Every so often I can't be bothered to make the 8 mile trip to Exeter, so I work at home. Although I work damn hard at home, ahem, I do have the odd break. Dipping into and out of daytime television has reaquainted me with some decidedly dodgy shows. Like Noel Edmonds's "Deal or No Deal" which is so ridiculously simple that it is hard to explain to people who have never seen it because they can't believe that a 45 minute show could be made around the concept. In fact, a lot of people who have seen it have the same problem.
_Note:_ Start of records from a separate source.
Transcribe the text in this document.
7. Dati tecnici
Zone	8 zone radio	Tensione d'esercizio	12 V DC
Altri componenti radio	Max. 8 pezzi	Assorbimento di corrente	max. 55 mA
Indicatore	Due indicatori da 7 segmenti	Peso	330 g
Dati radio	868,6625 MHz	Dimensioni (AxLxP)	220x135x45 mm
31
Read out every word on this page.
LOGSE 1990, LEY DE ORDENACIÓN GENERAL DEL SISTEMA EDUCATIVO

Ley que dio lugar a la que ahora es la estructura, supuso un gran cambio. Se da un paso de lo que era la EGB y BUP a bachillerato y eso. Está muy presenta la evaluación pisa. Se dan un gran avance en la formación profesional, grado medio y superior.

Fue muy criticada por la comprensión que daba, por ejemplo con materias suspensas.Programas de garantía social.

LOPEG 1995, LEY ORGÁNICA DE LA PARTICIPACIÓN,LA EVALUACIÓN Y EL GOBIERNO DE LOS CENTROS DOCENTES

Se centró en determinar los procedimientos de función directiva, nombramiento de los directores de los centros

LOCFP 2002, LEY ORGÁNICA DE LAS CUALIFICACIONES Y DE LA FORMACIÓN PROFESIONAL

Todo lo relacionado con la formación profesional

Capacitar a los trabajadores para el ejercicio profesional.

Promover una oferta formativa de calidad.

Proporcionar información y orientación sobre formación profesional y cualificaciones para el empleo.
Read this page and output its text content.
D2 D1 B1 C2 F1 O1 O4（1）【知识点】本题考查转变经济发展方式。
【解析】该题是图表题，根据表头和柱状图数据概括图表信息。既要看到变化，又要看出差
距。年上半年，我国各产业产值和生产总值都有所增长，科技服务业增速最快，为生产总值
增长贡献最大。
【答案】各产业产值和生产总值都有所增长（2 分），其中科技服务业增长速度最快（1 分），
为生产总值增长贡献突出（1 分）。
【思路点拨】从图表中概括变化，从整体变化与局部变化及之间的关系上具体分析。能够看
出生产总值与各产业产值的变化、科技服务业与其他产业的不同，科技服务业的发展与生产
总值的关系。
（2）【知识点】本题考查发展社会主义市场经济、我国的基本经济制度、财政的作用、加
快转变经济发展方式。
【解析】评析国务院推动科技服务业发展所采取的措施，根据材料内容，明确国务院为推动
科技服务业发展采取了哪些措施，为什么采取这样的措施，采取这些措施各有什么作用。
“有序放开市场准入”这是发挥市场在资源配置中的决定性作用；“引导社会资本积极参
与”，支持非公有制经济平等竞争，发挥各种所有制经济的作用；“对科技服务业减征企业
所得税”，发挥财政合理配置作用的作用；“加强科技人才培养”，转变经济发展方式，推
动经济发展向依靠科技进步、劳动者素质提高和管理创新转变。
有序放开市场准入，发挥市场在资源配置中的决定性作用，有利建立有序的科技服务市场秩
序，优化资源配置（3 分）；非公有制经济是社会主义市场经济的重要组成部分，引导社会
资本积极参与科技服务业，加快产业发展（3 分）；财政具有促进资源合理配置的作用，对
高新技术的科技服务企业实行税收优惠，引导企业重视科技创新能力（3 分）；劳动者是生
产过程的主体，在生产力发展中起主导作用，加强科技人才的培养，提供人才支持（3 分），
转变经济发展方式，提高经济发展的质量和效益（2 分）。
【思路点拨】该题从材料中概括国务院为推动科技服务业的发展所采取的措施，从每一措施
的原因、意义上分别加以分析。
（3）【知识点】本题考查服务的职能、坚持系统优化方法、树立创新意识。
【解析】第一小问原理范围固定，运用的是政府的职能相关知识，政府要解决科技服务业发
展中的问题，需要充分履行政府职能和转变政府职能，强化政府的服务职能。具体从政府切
Then there are the multitude of talk shows: Trisha, Matthew Wright, Montel, Rikki Lake, some Ann Robinson lookalike, Springer, etc., etc. I thought most of these people were back working in call centres or whatever they did before they started parading the emotionally and mentally challenged to make other people stuck at home on a wednesday morning feel better about their own lives. But no, they're still there like it was 1999.

Perhaps suprisingly, these programmes don't disturb me as much as the innocuous looking "Cash in the Attic". I might be going out on a limb here, but I think that this programme demonstrates part of what is wrong with the world today.

The premise of the show is that a couple, with the help of an expert, remove from their home any item of antiquity that may have any value and sell it at auction. The money made is then used to fund some ridiculously transient activity.

Episodes I have seen have involved:
  • a woman selling a table that had been in her family for four generations so she could celebrate her 35th Wedding Anniversary in Cyprus;
  • a bloke indiscriminantly selling paintings from his father's painstakingly and thoughfully gathered private collection to buy a freaking Wedding cake for his daughter;
  • and a couple selling their grandfather's war medals and ceremonial sword from the Boer war so that they could hold a speed-dating evening. Yee Gods.


I would like a Cash in the Attic Revisted where we see these people return from their holiday, their tans faded. After a week at home, they realise that they have removed not only the only items of interest and character from their homes, but also stuff that that they actually liked and represented something to them more than a few extra pounds from an expensive cake can. And then I would like them tell their kids how much the items that they would have been left will be worth in 30 years time when they pop their clogs.

I accept I'm a bit of a sentamentalist, but here's a warning to future generations of Parsons. If any of you even think of selling any of my 52 collected bookmarks from the landmarks of Devon so that you can go to the Hoverball Solar Cup finals, I'm gonna haunt you good.